The Yippie Museum Cafe and Gift Shop
Abbie Hoffman used to say, "A Yippie is a hippie who's been beaten up by the cops." The Youth International Party began at a fueled New Years Eve party at Abbie's place in the East Village. They tossed money at the Stock Exchange, tried to levitate the Pentagon and held a Festival of Life in Chicago to protest a political convention in 1968. The ensuing police riot and conspiracy trial catapulted Abbie Hoffman and Jerry Rubin into the daily headline for years.
The Yippies persisted through the 1970s and 80s though Abbie and Jerry followed other pursuits. (Abbie went underground; Jerry went Wall Street). They protested at political conventions, marched against Reagan's secret wars, and ran Rock against Racism concerts. The Supreme Court flag-burning case began at a Yippie organized march. A hard-core of Yippie activists continue to this day, working on law reform and protesting the wars of the 21st Century.

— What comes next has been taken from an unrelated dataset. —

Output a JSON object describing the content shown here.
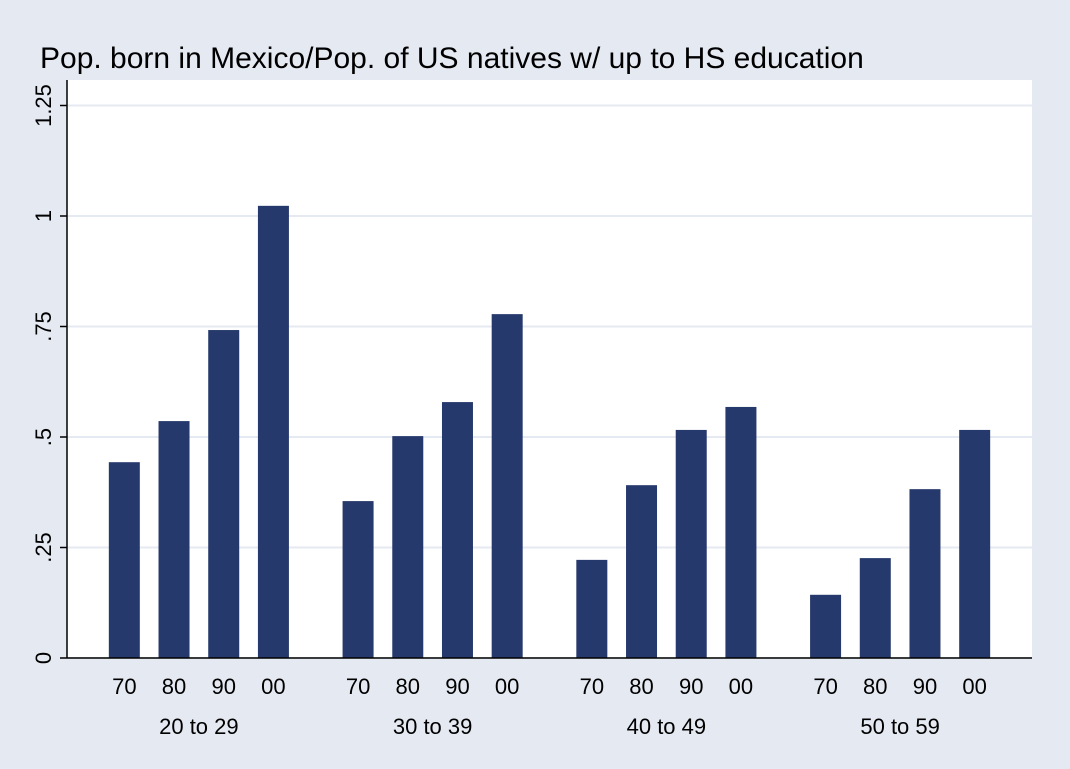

The Yippie Museum and Cafe opened in January 2007, with revolutionary poet and counterculture icon John Sinclair and friends playing music and reading their work. Dedicated to the history of the Yippies - the Youth International Party - and the political counterculture, the museum and cafe is open to the public and hosts book parties, poetry readings, film festivals, and video screenings and has live music - jazz, folk, blues - on weekends (available for private parties).